Nous devions privilégier les inhumations de cercueil pour des raisons sanitaires, nos funérariums étaient au complet. Nous n’avions que quelques heures devant nous pour chercher les défunts atteints du COVID, ou en suspicion, et les familles devaient en priorité et au plus vite choisir un cercueil, car la mise en bière était désormais immédiate.

Il fallait privilégier les contacts par mail ou par téléphone avec les familles, c’était très compliqué pour les personnes âgées, parfois il fallait partir à domicile pour signer les demandes d’autorisations.

Mais je ne me plains pas, pas quand je pense à tous mes collègues porteurs, l’ensemble du personnel hospitalier, les ambulanciers, policiers, pompiers et tellement d’autres, qui étaient en première ligne, avec les deux pieds, les deux bras dedans, comme on dit.

Les directives données aux conseillers étaient de rester confinés dans les agences, autant que nous le pouvions, en tout cas.

Aujourd’hui nous avons à nouveau plus de laps de temps pour aller chercher les défunts, et avec une housse mortuaire simple.

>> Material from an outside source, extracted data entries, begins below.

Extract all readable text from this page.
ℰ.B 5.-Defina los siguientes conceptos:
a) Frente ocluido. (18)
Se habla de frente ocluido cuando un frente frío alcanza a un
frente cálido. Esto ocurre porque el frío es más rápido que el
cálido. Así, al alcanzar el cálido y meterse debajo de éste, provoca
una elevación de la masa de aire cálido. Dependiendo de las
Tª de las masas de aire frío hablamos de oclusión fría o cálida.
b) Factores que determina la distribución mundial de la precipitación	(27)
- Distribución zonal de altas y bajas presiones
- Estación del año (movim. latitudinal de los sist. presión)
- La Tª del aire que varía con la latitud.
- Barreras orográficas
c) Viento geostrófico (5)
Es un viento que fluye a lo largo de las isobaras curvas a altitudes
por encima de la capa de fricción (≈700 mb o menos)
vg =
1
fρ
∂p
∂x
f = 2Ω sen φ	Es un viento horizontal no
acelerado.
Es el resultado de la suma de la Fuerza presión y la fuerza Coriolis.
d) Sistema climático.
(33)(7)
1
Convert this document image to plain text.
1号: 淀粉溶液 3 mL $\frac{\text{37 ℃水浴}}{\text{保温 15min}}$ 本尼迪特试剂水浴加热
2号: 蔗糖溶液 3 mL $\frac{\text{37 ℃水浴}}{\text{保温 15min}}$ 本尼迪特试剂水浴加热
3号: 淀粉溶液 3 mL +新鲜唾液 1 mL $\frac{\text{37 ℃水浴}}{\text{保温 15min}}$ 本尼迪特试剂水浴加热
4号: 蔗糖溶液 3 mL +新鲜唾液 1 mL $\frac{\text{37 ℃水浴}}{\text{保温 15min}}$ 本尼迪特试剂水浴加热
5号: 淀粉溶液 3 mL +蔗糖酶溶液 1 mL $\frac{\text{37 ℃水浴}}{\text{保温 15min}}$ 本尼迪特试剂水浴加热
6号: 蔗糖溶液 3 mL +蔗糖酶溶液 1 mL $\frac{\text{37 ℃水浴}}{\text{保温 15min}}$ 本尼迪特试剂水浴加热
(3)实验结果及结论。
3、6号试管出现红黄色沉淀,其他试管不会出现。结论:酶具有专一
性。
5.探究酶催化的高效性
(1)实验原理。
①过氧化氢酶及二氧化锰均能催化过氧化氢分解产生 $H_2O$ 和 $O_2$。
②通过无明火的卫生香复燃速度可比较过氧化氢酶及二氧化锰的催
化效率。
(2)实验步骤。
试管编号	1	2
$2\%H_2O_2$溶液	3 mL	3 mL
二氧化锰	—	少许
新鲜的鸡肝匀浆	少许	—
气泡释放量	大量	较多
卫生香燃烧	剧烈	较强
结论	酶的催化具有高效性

Les familles peuvent à nouveau nous rencontrer en agence, aller au funérarium pour prononcer un dernier adieu à leur défunt, les messes se déroulent à nouveau dans les églises, tout cela en respectant les gestes barrières évidemment.

Je trouve personnellement que le climat reste un peu anxiogène, et j’accueille toujours les familles avec masque et gel hydro alcoolique à leur portée, fenêtres ouvertes pour faire circuler l’air.

FA : Stéphanie, merci, le dernier mot est pour vous, qu’aimeriez-vous dire aux lecteurs de Funéraire Actualités.

Stéphanie : Un grand merci pour m’avoir lu jusqu’au bout. Je vous souhaite à tous de trouver votre voie,  professionnellement parlant ou non, même si cela peut prendre des années, et de vous y sentir bien.